Twenty-one people have been killed and nearly one million people affected by floods in southern Thailand after days of rain across the country’s southern neck.
The “severe flooding is because of the worst rainfall in more than 30 years”, Prime Minister Prayut Chan-O-Cha told reporters.
Downpours and flash floods have also disrupted holidays on tourist islands including Samui and Phangan, disappointing tens of thousands of visitors hunting Thailand’s peak season sun.
Despite the end of the monsoon season weeks ago, there were no immediate signs of respite for the flood-battered region.
Mr Prayut warned climate change meant floods and droughts were increasingly likely and “Thailand must prepare to handle these problems”.
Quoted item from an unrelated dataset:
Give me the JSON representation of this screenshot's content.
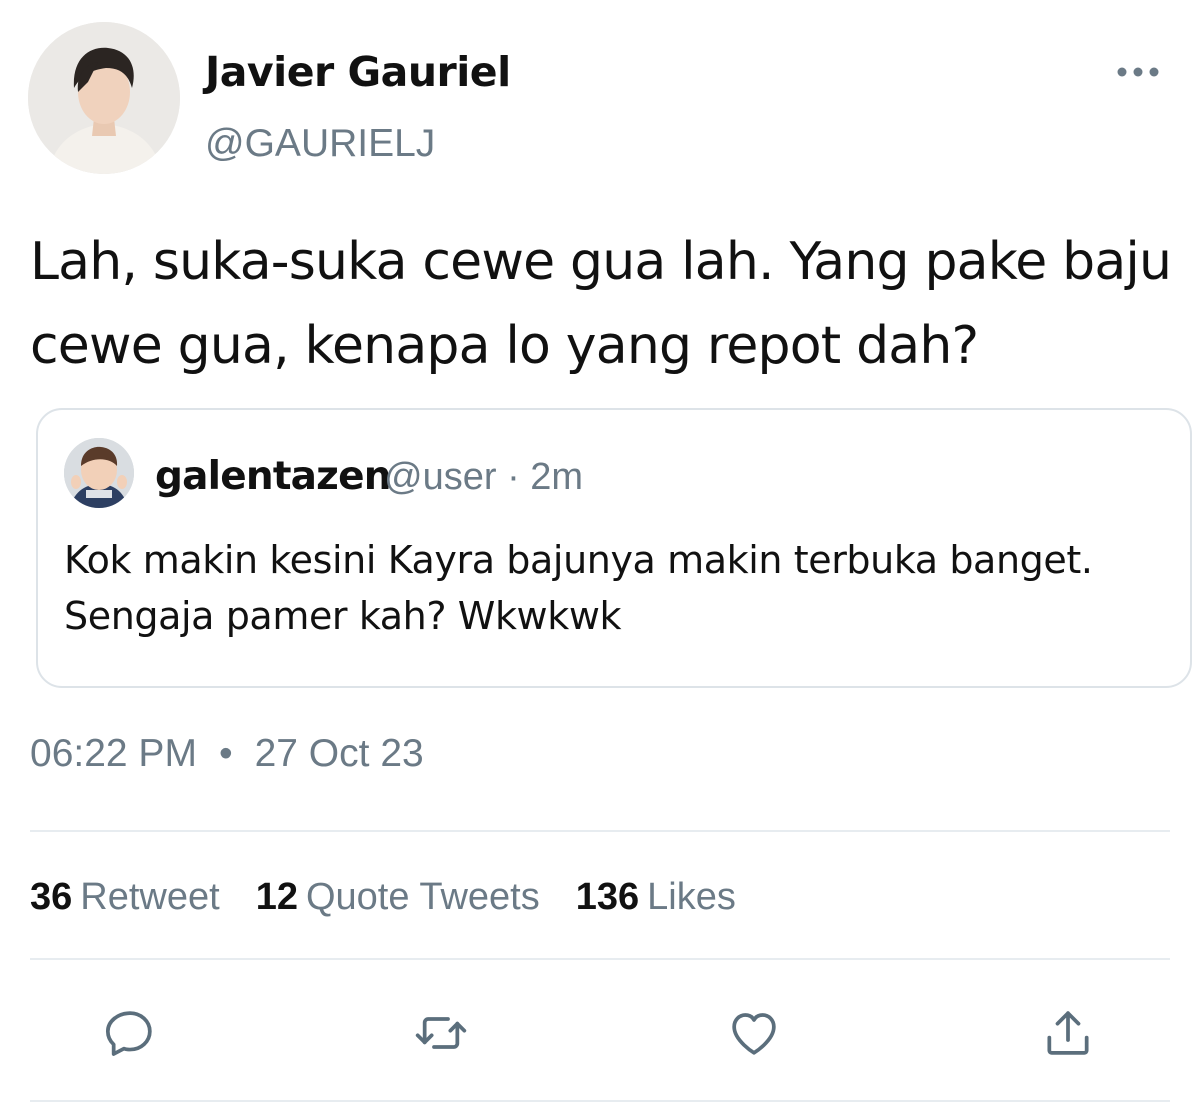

The Thai Meteorological Department warned of continuing “heavy rains which may cause flash floods” across ten southern provinces, while the army intensified relief efforts.
Thailand’s junta has deployed boats with special pumping equipment to Nakhon Si Thammarat province, which has seen floods reach rooftops in some areas, causing deaths and extensive damage to property.
Television images showed villagers wading through muddy water in remote flooded hamlets.
In areas where the water had receded, locals slopped out mud from their homes and surveyed broken roads, bridges and ruined farmland.
Thailand’s south is heavily reliant on tourism and agriculture, including rubber, fruit and palm oil plantations, and the floods will likely have a significant economic impact.
In the northeast – a prominent rice growing region – farmers face a different dilemma, a water shortage caused by two years of drought.
Across the border in Malaysia, floods eased significantly, with only about 1,000 residents seeking shelter at relief centres in the states of Kelantan and Terengganu late yesterday.